Vince Staples says the exact same thing as the most commonplace gangsta rappers: that he is a product of his environment. Like them, he is anchored into his own 'hood. Ramona Park, as far as he is concerned, in Long Beach. His Californian roots are visible, through DJ Mustard's work on the "Magic" single, and g-funk influences translating into organic and bass-heavy sounds, and a song called "DJ Quik".
Like others, he talks about tough surroundings. He says the street is his mother, on "Mama's Boy". That it anesthetized him, and made him impervious to passion and sentiments.

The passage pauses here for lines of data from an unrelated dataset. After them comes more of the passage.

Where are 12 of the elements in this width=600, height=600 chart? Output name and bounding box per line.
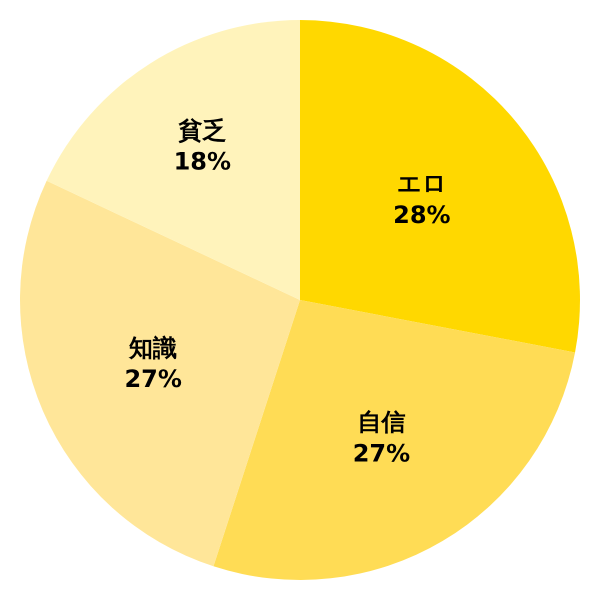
slice-label: エロ (396, 170, 447, 198)
pie-slice (46, 20, 300, 300)
slice-label: 貧乏 (177, 116, 226, 144)
pie-slice (300, 20, 580, 352)
data-label: 27% (352, 439, 410, 468)
pie-slice (20, 180, 300, 566)
pie-slice (213, 300, 576, 580)
slice-label: 知識 (128, 334, 178, 362)
data-label: 28% (393, 200, 451, 229)
slice-label: 自信 (357, 408, 406, 436)
data-label: 27% (124, 365, 182, 394)
data-label: 18% (174, 148, 232, 176)
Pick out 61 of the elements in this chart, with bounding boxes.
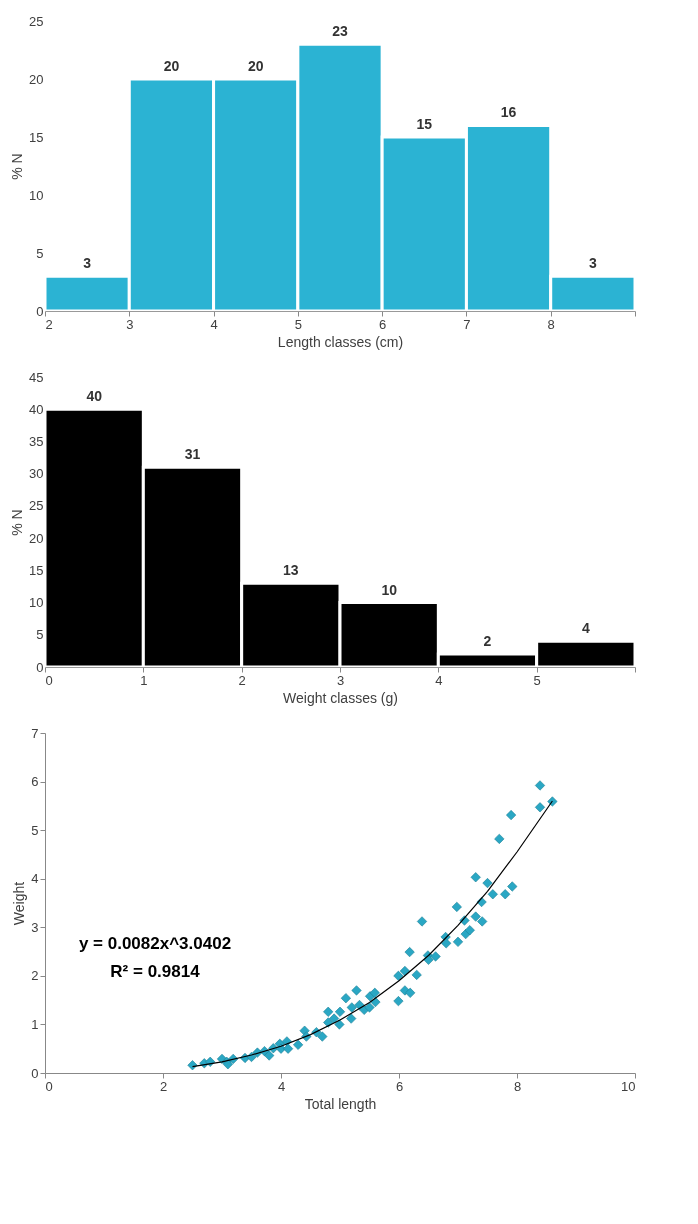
annotation: y = 0.0082x^3.0402: [78, 933, 232, 953]
y-tick-label: 10: [29, 187, 44, 203]
x-tick-label: 5: [533, 672, 541, 688]
x-tick-label: 4: [277, 1078, 286, 1094]
x-tick-label: 5: [294, 316, 302, 332]
x-tick-label: 10: [621, 1078, 636, 1094]
x-tick-label: 8: [513, 1078, 522, 1094]
y-tick-label: 5: [31, 822, 39, 838]
y-tick-label: 40: [29, 401, 44, 417]
y-tick-label: 25: [29, 498, 44, 514]
x-tick-label: 7: [463, 316, 471, 332]
data-label: 40: [86, 388, 103, 405]
data-label: 13: [283, 562, 299, 579]
x-axis-title: Length classes (cm): [277, 333, 404, 350]
data-label: 4: [581, 620, 590, 637]
y-tick-label: 15: [29, 129, 44, 145]
y-tick-label: 0: [36, 303, 44, 319]
y-tick-label: 10: [29, 595, 44, 611]
x-axis-title: Weight classes (g): [283, 689, 398, 706]
data-label: 16: [500, 104, 517, 121]
data-label: 23: [332, 23, 348, 40]
data-label: 15: [416, 116, 433, 132]
data-label: 20: [247, 58, 264, 74]
x-tick-label: 2: [159, 1078, 168, 1094]
data-label: 3: [588, 255, 597, 272]
y-axis-title: Weight: [11, 881, 28, 926]
y-tick-label: 20: [29, 530, 44, 546]
x-tick-label: 6: [379, 316, 387, 332]
x-tick-label: 2: [238, 672, 246, 688]
y-tick-label: 35: [29, 433, 44, 449]
x-axis-title: Total length: [304, 1095, 377, 1112]
x-tick-label: 3: [126, 316, 134, 332]
y-tick-label: 20: [29, 71, 44, 87]
y-tick-label: 25: [29, 13, 44, 29]
y-tick-label: 5: [36, 245, 44, 261]
y-tick-label: 4: [31, 871, 39, 887]
y-axis-title: % N: [9, 153, 26, 180]
y-tick-label: 3: [31, 919, 39, 935]
x-tick-label: 6: [395, 1078, 404, 1094]
x-tick-label: 1: [140, 672, 148, 688]
x-tick-label: 8: [547, 316, 555, 332]
y-axis-title: % N: [9, 509, 26, 536]
y-tick-label: 2: [31, 968, 39, 984]
y-tick-label: 30: [29, 466, 44, 482]
data-label: 20: [163, 58, 180, 74]
y-tick-label: 7: [31, 725, 39, 741]
y-tick-label: 0: [31, 1065, 39, 1081]
annotation: R² = 0.9814: [110, 961, 201, 981]
data-label: 10: [381, 581, 398, 598]
x-tick-label: 4: [210, 316, 218, 332]
y-tick-label: 1: [31, 1016, 39, 1032]
data-label: 31: [184, 446, 201, 463]
y-tick-label: 6: [31, 774, 39, 790]
x-tick-label: 3: [336, 672, 345, 688]
data-label: 3: [83, 255, 92, 272]
y-tick-label: 5: [36, 627, 44, 643]
y-tick-label: 15: [29, 562, 44, 578]
y-tick-label: 0: [36, 659, 44, 675]
x-tick-label: 4: [435, 672, 443, 688]
y-tick-label: 45: [29, 369, 44, 385]
data-label: 2: [483, 633, 492, 650]
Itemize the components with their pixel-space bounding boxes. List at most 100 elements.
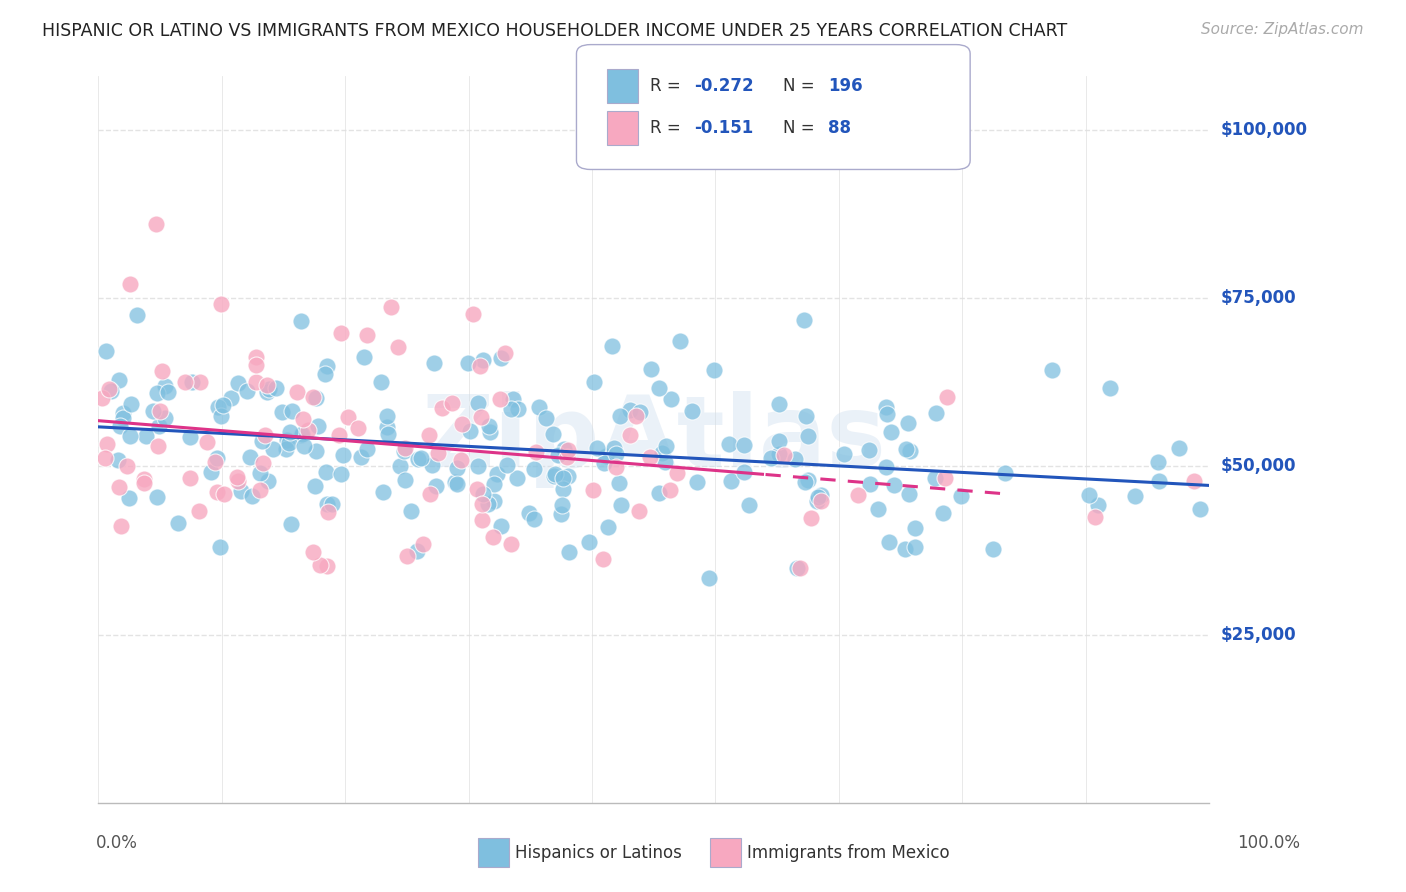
Point	[877, 534, 900, 549]
Point	[100, 384, 122, 398]
Point	[245, 375, 267, 389]
Point	[489, 351, 512, 366]
Point	[451, 417, 474, 431]
Point	[1147, 475, 1170, 489]
Point	[219, 392, 242, 406]
Point	[229, 483, 252, 498]
Point	[408, 451, 430, 466]
Point	[425, 479, 447, 493]
Point	[108, 373, 131, 387]
Point	[380, 300, 402, 314]
Point	[894, 442, 917, 456]
Point	[789, 560, 811, 574]
Point	[517, 507, 540, 521]
Point	[377, 427, 399, 442]
Point	[467, 396, 489, 410]
Point	[738, 498, 761, 512]
Point	[810, 494, 832, 508]
Point	[285, 385, 308, 400]
Point	[768, 397, 790, 411]
Point	[471, 487, 494, 501]
Point	[204, 455, 226, 469]
Point	[880, 425, 903, 439]
Point	[149, 404, 172, 418]
Point	[651, 446, 673, 460]
Point	[257, 475, 280, 489]
Point	[994, 466, 1017, 480]
Point	[668, 334, 690, 348]
Point	[148, 418, 170, 433]
Point	[156, 385, 179, 400]
Point	[108, 418, 131, 433]
Point	[547, 449, 569, 463]
Point	[610, 498, 633, 512]
Point	[609, 409, 631, 424]
Point	[496, 458, 519, 473]
Point	[271, 405, 294, 419]
Point	[523, 511, 546, 525]
Point	[832, 447, 855, 461]
Point	[1099, 381, 1122, 395]
Point	[90, 392, 112, 406]
Point	[423, 355, 446, 369]
Point	[502, 392, 524, 406]
Point	[934, 470, 956, 484]
Point	[717, 437, 740, 451]
Point	[107, 453, 129, 467]
Point	[353, 350, 375, 364]
Point	[794, 475, 817, 490]
Point	[658, 483, 681, 498]
Text: R =: R =	[650, 119, 686, 136]
Point	[120, 397, 142, 411]
Point	[305, 391, 328, 405]
Point	[444, 475, 467, 490]
Point	[146, 386, 169, 401]
Point	[330, 326, 353, 340]
Point	[529, 400, 551, 414]
Point	[457, 355, 479, 369]
Point	[253, 427, 276, 442]
Point	[733, 465, 755, 479]
Point	[898, 486, 921, 500]
Point	[145, 490, 167, 504]
Text: Immigrants from Mexico: Immigrants from Mexico	[747, 844, 949, 862]
Point	[553, 482, 575, 496]
Point	[768, 434, 790, 448]
Point	[96, 344, 118, 359]
Point	[440, 396, 463, 410]
Point	[898, 443, 921, 458]
Point	[97, 382, 120, 396]
Point	[1084, 510, 1107, 524]
Point	[592, 456, 614, 470]
Point	[600, 339, 623, 353]
Point	[375, 409, 398, 423]
Point	[349, 450, 371, 464]
Point	[586, 441, 609, 455]
Point	[484, 494, 506, 508]
Point	[297, 423, 319, 437]
Point	[419, 487, 441, 501]
Point	[249, 483, 271, 498]
Point	[302, 545, 325, 559]
Point	[983, 541, 1005, 556]
Point	[655, 439, 678, 453]
Point	[859, 477, 882, 491]
Point	[314, 367, 336, 381]
Point	[315, 466, 337, 480]
Point	[249, 466, 271, 480]
Point	[226, 474, 249, 488]
Point	[370, 375, 392, 389]
Point	[1077, 487, 1099, 501]
Point	[605, 460, 627, 475]
Point	[557, 469, 579, 483]
Point	[508, 401, 530, 416]
Point	[950, 489, 973, 503]
Point	[316, 559, 339, 574]
Point	[336, 409, 359, 424]
Point	[252, 456, 274, 470]
Point	[195, 435, 218, 450]
Point	[399, 503, 422, 517]
Point	[321, 497, 343, 511]
Point	[471, 513, 494, 527]
Point	[242, 489, 264, 503]
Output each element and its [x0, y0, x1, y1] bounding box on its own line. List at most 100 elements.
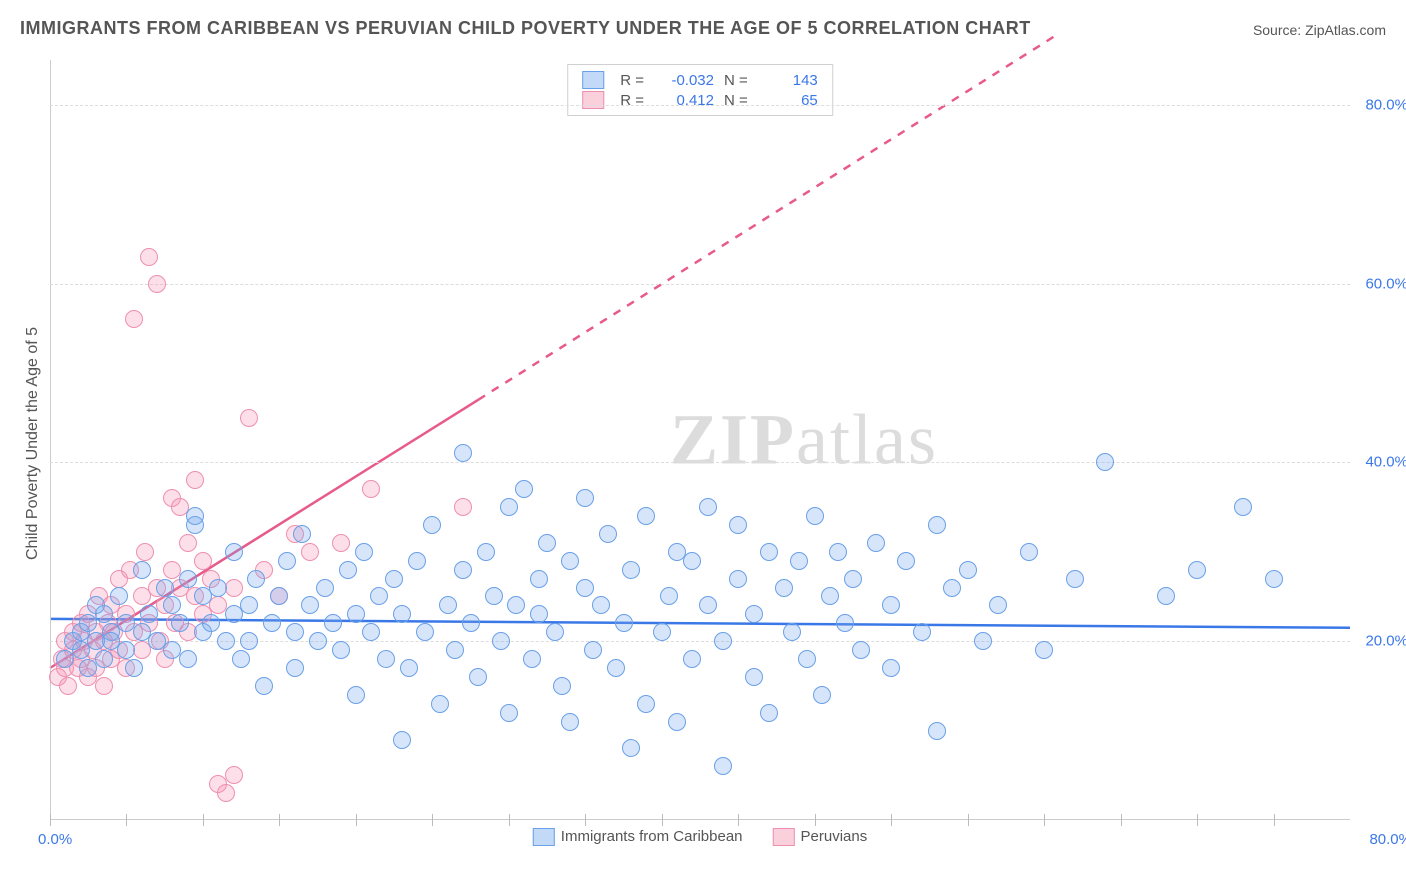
data-point [217, 632, 235, 650]
data-point [783, 623, 801, 641]
data-point [133, 561, 151, 579]
data-point [561, 713, 579, 731]
data-point [989, 596, 1007, 614]
chart-title: IMMIGRANTS FROM CARIBBEAN VS PERUVIAN CH… [20, 18, 1031, 39]
data-point [140, 248, 158, 266]
source-label: Source: ZipAtlas.com [1253, 22, 1386, 38]
trend-lines [50, 60, 1350, 820]
data-point [882, 596, 900, 614]
data-point [806, 507, 824, 525]
data-point [523, 650, 541, 668]
data-point [530, 605, 548, 623]
data-point [745, 605, 763, 623]
data-point [553, 677, 571, 695]
data-point [844, 570, 862, 588]
data-point [332, 641, 350, 659]
data-point [699, 596, 717, 614]
legend-bottom: Immigrants from Caribbean Peruvians [533, 828, 867, 846]
data-point [408, 552, 426, 570]
data-point [186, 507, 204, 525]
legend-item-2: Peruvians [773, 828, 868, 846]
data-point [561, 552, 579, 570]
data-point [745, 668, 763, 686]
legend-item-1: Immigrants from Caribbean [533, 828, 743, 846]
legend-label-1: Immigrants from Caribbean [561, 828, 743, 845]
data-point [194, 552, 212, 570]
data-point [186, 471, 204, 489]
data-point [202, 614, 220, 632]
data-point [293, 525, 311, 543]
data-point [584, 641, 602, 659]
data-point [148, 275, 166, 293]
data-point [829, 543, 847, 561]
data-point [867, 534, 885, 552]
data-point [95, 650, 113, 668]
data-point [179, 534, 197, 552]
source-link[interactable]: ZipAtlas.com [1305, 22, 1386, 38]
data-point [668, 713, 686, 731]
data-point [576, 489, 594, 507]
legend-swatch-2 [773, 828, 795, 846]
data-point [125, 659, 143, 677]
data-point [546, 623, 564, 641]
data-point [454, 498, 472, 516]
data-point [683, 650, 701, 668]
data-point [576, 579, 594, 597]
data-point [163, 596, 181, 614]
data-point [683, 552, 701, 570]
data-point [974, 632, 992, 650]
data-point [370, 587, 388, 605]
data-point [462, 614, 480, 632]
y-tick-label: 40.0% [1365, 454, 1406, 471]
data-point [355, 543, 373, 561]
data-point [729, 570, 747, 588]
data-point [209, 579, 227, 597]
data-point [660, 587, 678, 605]
data-point [416, 623, 434, 641]
data-point [117, 641, 135, 659]
data-point [1066, 570, 1084, 588]
data-point [699, 498, 717, 516]
data-point [431, 695, 449, 713]
data-point [393, 731, 411, 749]
data-point [1157, 587, 1175, 605]
x-axis-max-label: 80.0% [1369, 831, 1406, 848]
data-point [492, 632, 510, 650]
data-point [423, 516, 441, 534]
data-point [714, 632, 732, 650]
data-point [775, 579, 793, 597]
legend-swatch-1 [533, 828, 555, 846]
scatter-plot: ZIPatlas R = -0.032 N = 143 R = 0.412 N … [50, 60, 1350, 820]
data-point [171, 614, 189, 632]
data-point [913, 623, 931, 641]
data-point [928, 516, 946, 534]
data-point [324, 614, 342, 632]
data-point [247, 570, 265, 588]
data-point [599, 525, 617, 543]
data-point [622, 561, 640, 579]
data-point [179, 570, 197, 588]
data-point [1265, 570, 1283, 588]
data-point [286, 659, 304, 677]
data-point [615, 614, 633, 632]
data-point [813, 686, 831, 704]
data-point [286, 623, 304, 641]
data-point [95, 677, 113, 695]
data-point [637, 695, 655, 713]
data-point [140, 605, 158, 623]
data-point [477, 543, 495, 561]
data-point [400, 659, 418, 677]
data-point [1096, 453, 1114, 471]
data-point [852, 641, 870, 659]
data-point [232, 650, 250, 668]
data-point [125, 310, 143, 328]
data-point [454, 444, 472, 462]
data-point [607, 659, 625, 677]
data-point [959, 561, 977, 579]
data-point [347, 605, 365, 623]
data-point [836, 614, 854, 632]
data-point [821, 587, 839, 605]
data-point [59, 677, 77, 695]
data-point [217, 784, 235, 802]
data-point [760, 543, 778, 561]
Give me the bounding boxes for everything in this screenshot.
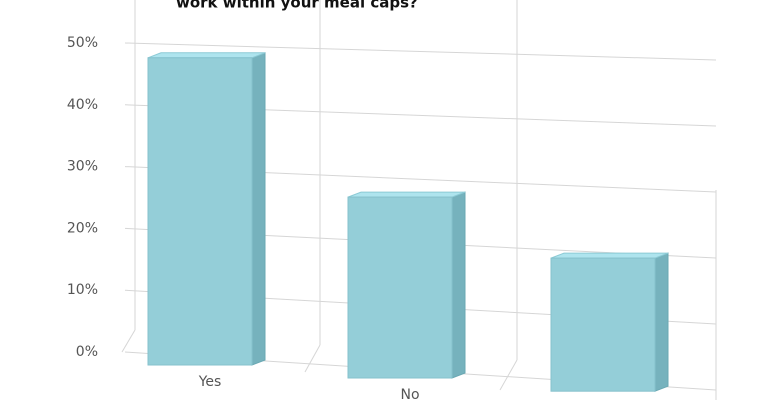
bar [147, 57, 253, 366]
x-tick-label: No [400, 387, 419, 400]
y-tick-label: 20% [67, 220, 98, 236]
y-tick-label: 40% [67, 97, 98, 113]
bar-top [347, 191, 466, 198]
bar [550, 257, 656, 392]
y-tick-label: 50% [67, 35, 98, 51]
y-tick-label: 30% [67, 159, 98, 175]
chart-walls [121, 0, 717, 400]
floor-edge [499, 359, 518, 391]
bar-top [550, 252, 669, 259]
floor-edge [121, 329, 136, 353]
y-tick-label: 10% [67, 282, 98, 298]
chart-title: work within your meal caps? [176, 0, 418, 12]
floor-edge [304, 344, 321, 373]
bar-side [451, 191, 466, 379]
y-tick-label: 0% [76, 344, 98, 360]
bar-side [654, 252, 669, 392]
bar-top [147, 52, 266, 59]
bar-side [251, 52, 266, 366]
grid-line [124, 42, 717, 61]
x-tick-label: Yes [198, 374, 222, 390]
bar [347, 196, 453, 379]
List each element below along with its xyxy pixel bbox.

She said she in love, what's that?
This is what Staples asks on "Rose Street". He has no feeling, no sentiment. He doesn't sing any romance. He brings flowers to no-one, except for the tombs of his dead buddies. He has no affection, except for his gun on "When Sparks Fly", or the Crips and the Bloods, according to "Magic".
In short, this rapper is like all others. Except that his voice is numb, his music is ghostly, his mood is dark, and pessimism is prominent. Vince Staples faces his problems. Contrary to his peers, he doesn't hide his anguish behind walls of money, or a thuggish arrogance. He is not trying to flee them through an excess of drugs, nihilism, and carnal pleasures.
No. He does state things clearly and shortly, like on Magic":
Momma met my daddy
Then they had me in the ghetto
Handed me a .38 and told me I was special
Here it is. Done. End of the story.
Staples gets recognition from lyrics that are more intelligible than the collection of punchlines, other rappers tend to prefer. He gets it from his ability to hijack gangsta clichés, and to make their meanings more explicit, like when the tribute to his dead or incarcerated friends on "AYE! (Free The Homies)" turns into a social report, when the district he represents on "Lemonade" is depicted as a prison, when having sex with girls he doesn't love becomes a tragedy on "Player's Ways", when the money anthem "Papercuts" is everything but triumphal, or when DJ Quik's old slogan ("If it don’t make dollars, it don’t make sense" ) loses all meanings.
It is that distant way to approach his subject matters, that protestant kind of austerity he underlines with an apathic flow, this "conscious gangsta rap", that provides him, for better or for worse, with consideration from the medias.
This consideration, however, is well-deserved. Several pieces on the album prove it. Others, before Vince Staples, celebrated their guns, but "When Sparks Fly" is particularly successful at that, with its sample of Lyves's "No Love", its ethereal sounds and its double-entendres. The next track, "East Point Prayer", is as ghostly, and it is a great L.A. / Atlanta combo, as Lil Baby brings his own perspective on Staples' theme: struggling against adversity, winning despite everything. As for "Rose Street", it is the perfect anti-love song.
Vince Staples is at his best when he looks back at the past, like when he reminisced about the summer of 2006 on his first album, now broadly considered as his masterpiece. This new record titled after his childhood 'hood shows it once again: it could well be his best since Summertime ‘06.